PLEASURE RIDER VS. PLEASURE HORSEMAN by Gincy Self Bucklin
In the riding community at present, most people’s thoughts are directed towards showing. Among Grand Prix jumpers, million dollar horses are becoming the rule rather than the exception. With all this emphasis on money and high level competition, the rider who rides strictly for pleasure has become almost a second-class citizen.
Somehow pleasure riding has come to be associated with bad riding. It is certainly true that many people ride, and even own horses, strictly for their own pleasure, with little or no consideration for the horse. These are the people who rent horses from a hack stable and try to gallop the exhausted animals the whole time. If told that a riding establishment only offers lessons they say the words which put any professional’s teeth on edge “Oh, I don’t need lessons. I know how to ride.” By which they mean that they are not afraid, and that they can usually force a docile horse to do their bidding.
I am reminded of a man who kept a horse near a former stable of mine. Every Saturday the man, on his horse, would come through my lower field at a dead run, obviously being run away with. An hour or so later, back they would come at the same speed. I learned when he brought his daughter for lessons that he considered himself an excellent rider because he always stopped eventually and never fell off. It never occurred to him that perhaps the horse shouldn’t be running away in the first place! When the daughter later brought the horse for her lessons she turned out to be rather a gentle little mare, but quite sensitive. She did not run away with the daughter.
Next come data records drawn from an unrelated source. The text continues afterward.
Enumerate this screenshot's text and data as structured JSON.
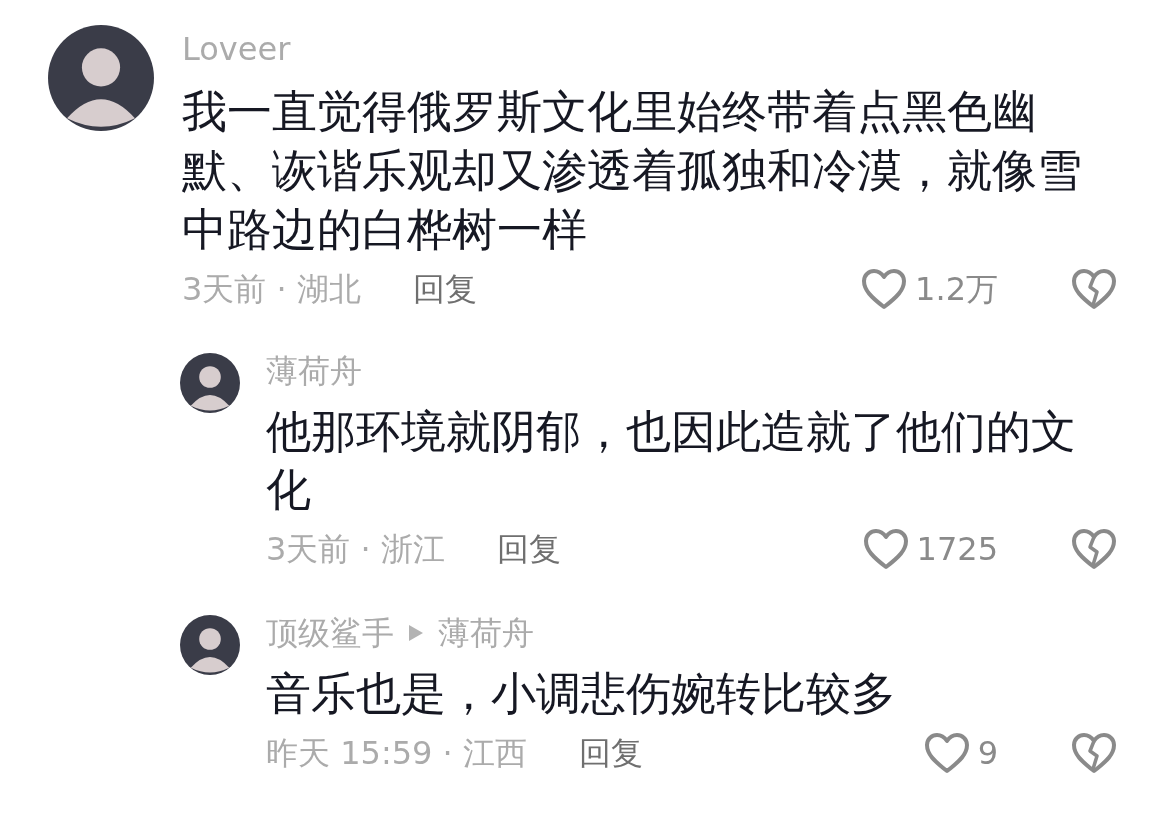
{
  "comments": [
    {
      "user": "Loveer",
      "text": "我一直觉得俄罗斯文化里始终带着点黑色幽默、诙谐乐观却又渗透着孤独和冷漠，就像雪中路边的白桦树一样",
      "meta": "3天前 · 湖北",
      "reply_label": "回复",
      "likes": "1.2万",
      "liked": false,
      "disliked": false,
      "replies": [
        {
          "user": "薄荷舟",
          "text": "他那环境就阴郁，也因此造就了他们的文化",
          "meta": "3天前 · 浙江",
          "reply_label": "回复",
          "likes": "1725",
          "liked": false,
          "disliked": false
        },
        {
          "user": "顶级鲨手",
          "reply_to": "薄荷舟",
          "text": "音乐也是，小调悲伤婉转比较多",
          "meta": "昨天 15:59 · 江西",
          "reply_label": "回复",
          "likes": "9",
          "liked": false,
          "disliked": false
        }
      ]
    }
  ]
}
Fortunately, there are many riders and horse owners around who might better be called pleasure horsemen. A pleasure horseman rides or otherwise works with horses because he likes horses and not just the thrill of galloping and jumping. (Mind you, there is nothing wrong with enjoying galloping and jumping, as long as the horse is enjoying it as well.) She likes being around them even if they don’t perform the very best. He looks within himself for the fault before he blames the horse. She understands the value of constantly increasing her knowledge of horses and riding even if she has no desire to compete. His learning may be in the form of reading or clinics, of watching and talking to others, or a regular lesson program with a professional whose knowledge he respects. She knows that she will never ‘know’ how to ride.
Pleasure horsemen can also be competitors, but the horse’s health and safety will not be sacrificed for the sake of a ribbon. Pleasure horsemen can even be professionals who are really ‘amateurs’ in the true sense of ‘lovers of the sport.’ But usually the pleasure horseman is one who is limited, by either money or time. He is unable to spend enough of either to work a horse into the degree of condition or training necessary for high level competition. Recognizing this, he does not expect his horse to perform at that level, so his riding is pleasurable, rather than being marred by the frustration which comes with trying to do something for which neither he nor the horse are properly prepared.
A horseman—as opposed to a rider—can be defined as ‘one who is concerned with the horse in all his aspects.’ Pleasure is synonymous with enjoyment. So a pleasure horseman is one who enjoys working with the horse. She rides or drives or breeds or just has a couple in her back yard to look at. But whatever she does with the horse, she is always interested in the horse’s viewpoint as well as her own. The pleasure horseman has horses whose lives are also a pleasure and a joy.